Search code examples
concurrencyarchitecturelockingamazon-ecs

Creating a scalable and fault tolerant system using AWS ECS


We're designing C# scheduled task (runs every few hours) that will run on AWS ECS instances that will grab batched transaction data for thousands of customers from an endpoint, modify the data then send it on to another web service. We will be maintaining the state of the last successful batch in a separate database (using some like created date of the transactions). We need the system to be scalable so as more customers are added we add additional ECS containers to process the data. There are the options we're considering:

  1. Each container only processes a specific subset of the data. As more customers are added more contains are added. We would need to maintain a logical separation of what contains are processing what customers data.
  2. All the containers process all of the customers. We use some kind of locking flags on the database to let other processes know that the customers data is being processed.
  3. Some other approach.

I think that option 2 is probably the best, but it adds a lot of complexity regarding the locking and unlocking of customers.

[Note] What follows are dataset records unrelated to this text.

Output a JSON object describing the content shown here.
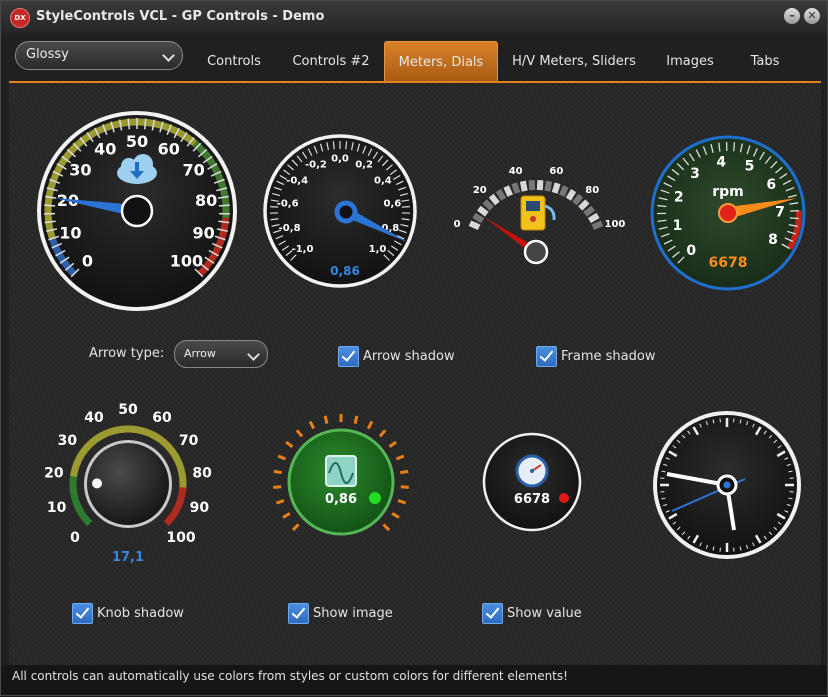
{
  "window": {
    "title": "StyleControls VCL - GP Controls - Demo",
    "icon_text": "DX"
  },
  "style_combo": {
    "value": "Glossy"
  },
  "tabs": [
    {
      "label": "Controls"
    },
    {
      "label": "Controls #2"
    },
    {
      "label": "Meters, Dials",
      "active": true
    },
    {
      "label": "H/V Meters, Sliders"
    },
    {
      "label": "Images"
    },
    {
      "label": "Tabs"
    }
  ],
  "gauge1": {
    "ticks": [
      "0",
      "10",
      "20",
      "30",
      "40",
      "50",
      "60",
      "70",
      "80",
      "90",
      "100"
    ],
    "value": 20,
    "icon": "cloud-download-icon"
  },
  "gauge2": {
    "ticks": [
      "-1,0",
      "-0,8",
      "-0,6",
      "-0,4",
      "-0,2",
      "0,0",
      "0,2",
      "0,4",
      "0,6",
      "0,8",
      "1,0"
    ],
    "value_text": "0,86",
    "value": 0.86
  },
  "gauge3": {
    "ticks": [
      "0",
      "20",
      "40",
      "60",
      "80",
      "100"
    ],
    "value": 10,
    "icon": "fuel-pump-icon"
  },
  "gauge4": {
    "ticks": [
      "0",
      "1",
      "2",
      "3",
      "4",
      "5",
      "6",
      "7",
      "8"
    ],
    "unit": "rpm",
    "value_text": "6678",
    "value": 6678
  },
  "options_row1": {
    "arrow_type_label": "Arrow type:",
    "arrow_type_value": "Arrow",
    "arrow_shadow_label": "Arrow shadow",
    "frame_shadow_label": "Frame shadow",
    "arrow_shadow_checked": true,
    "frame_shadow_checked": true
  },
  "knob": {
    "ticks": [
      "0",
      "10",
      "20",
      "30",
      "40",
      "50",
      "60",
      "70",
      "80",
      "90",
      "100"
    ],
    "value_text": "17,1",
    "value": 17.1
  },
  "dial_image": {
    "value_text": "0,86",
    "icon": "waveform-icon"
  },
  "dial_small": {
    "value_text": "6678",
    "icon": "speedometer-icon"
  },
  "clock": {},
  "options_row2": {
    "knob_shadow_label": "Knob shadow",
    "show_image_label": "Show image",
    "show_value_label": "Show value",
    "knob_shadow_checked": true,
    "show_image_checked": true,
    "show_value_checked": true
  },
  "status": {
    "text": "All controls can automatically use colors from styles or custom colors for different elements!"
  },
  "colors": {
    "accent": "#e3821a",
    "needle_blue": "#3a7bd5",
    "needle_orange": "#ff8c1a",
    "needle_red": "#c51010"
  }
}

Are there specific design patterns I could be pointed towards if that if the correct solution?


Solution

  • In both scenarios an important thing to consider is retries in case processing for a specific customer fails. One potential way to distribute jobs across a vast number of container with retries would be to use AWS SQS.

    A single container would run periodically every few hours and be the job generator. It would create one SQS queued item for each customer that needs to be processed. In response to items appearing in the queue a number of "worker" containers would be spun up by ECS to consume items from the queue. This can be made to autoscale relative to the number of items in the queue to quickly spin up many containers that can work in parallel.

    Each container would use its own high performance concurrent poller similar to this (https://www.npmjs.com/package/squiss) to start grabbing items from the queue and processing them. If a worker failed or crashed due to a bug then SQS will automatically redeliver and dropped queued items that worker had been working on to a different worker after they time out.

    This approach would give you a great deal of flexibility, and would let you horizontally scale out the number of workers, while letting any of the workers process any jobs from the queue that it grabs. It would also ensure that every queued item gets processed at least once, and that none get dropped forever in case something crashes or goes wrong.